Nirakar Pradhan, Chief Investment Officer at Future Generali India Life Insurance, told IBTimes UK: "To me, the finance minister has announced a pragmatic budget given the constraints in the current operating environment.
"Growth requires investment. The Indian economy [has] not [been] doing well for [the] last couple of years.
"It's up to the government or the private sector to kick-start the investment cycle. The government has chosen to do exactly that with [a] huge focus on investment in infrastructure. As a result, the target for fiscal deficit will be 3.9%, a little higher than earlier goal of 3.6% as at March, 2016."

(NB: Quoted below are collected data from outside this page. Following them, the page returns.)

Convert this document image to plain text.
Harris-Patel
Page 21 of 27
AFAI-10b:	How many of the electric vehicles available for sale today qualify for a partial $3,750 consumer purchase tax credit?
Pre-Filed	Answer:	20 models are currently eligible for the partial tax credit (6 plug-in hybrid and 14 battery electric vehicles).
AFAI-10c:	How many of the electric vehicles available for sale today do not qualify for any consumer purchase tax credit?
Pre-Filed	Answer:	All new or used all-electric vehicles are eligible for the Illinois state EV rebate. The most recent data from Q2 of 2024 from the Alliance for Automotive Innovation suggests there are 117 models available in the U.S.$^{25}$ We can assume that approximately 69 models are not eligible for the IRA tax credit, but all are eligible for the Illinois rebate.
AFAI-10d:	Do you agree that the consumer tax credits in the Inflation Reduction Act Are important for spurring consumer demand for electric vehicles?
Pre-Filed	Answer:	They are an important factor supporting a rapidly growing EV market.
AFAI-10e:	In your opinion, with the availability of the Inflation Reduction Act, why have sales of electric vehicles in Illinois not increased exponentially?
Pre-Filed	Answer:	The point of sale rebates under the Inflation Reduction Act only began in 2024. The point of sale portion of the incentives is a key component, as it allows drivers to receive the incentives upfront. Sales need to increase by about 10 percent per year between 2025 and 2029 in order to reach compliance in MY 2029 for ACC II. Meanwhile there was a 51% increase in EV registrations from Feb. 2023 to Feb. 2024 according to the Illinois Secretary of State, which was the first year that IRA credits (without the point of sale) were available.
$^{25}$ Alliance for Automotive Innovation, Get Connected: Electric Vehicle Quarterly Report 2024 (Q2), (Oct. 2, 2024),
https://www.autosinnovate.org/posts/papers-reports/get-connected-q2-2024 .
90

Vikas Vasal, Partner and Head Tax- Markets, at KPMG India, said in a note: "This budget...lays emphasis on ease of doing business in India through constructive actionable steps that will help re-build the investors' confidence...Steps like deferment of GAAR by two years and its applicability to investments made thereafter, resolve to go ahead with the GST regime, reduction in corporate tax rate over next four years to 25%, reduction in tax rate on royalty payments to 10% etc. will help boost business confidence.
"There has also been an attempt to address the key issues of the investors like clarity on REITs and non-applicability of MAT on FPIs etc. Overall, it's a progressive budget with emphasis on putting India back on the agenda as an investment destination for both foreign and domestic investors."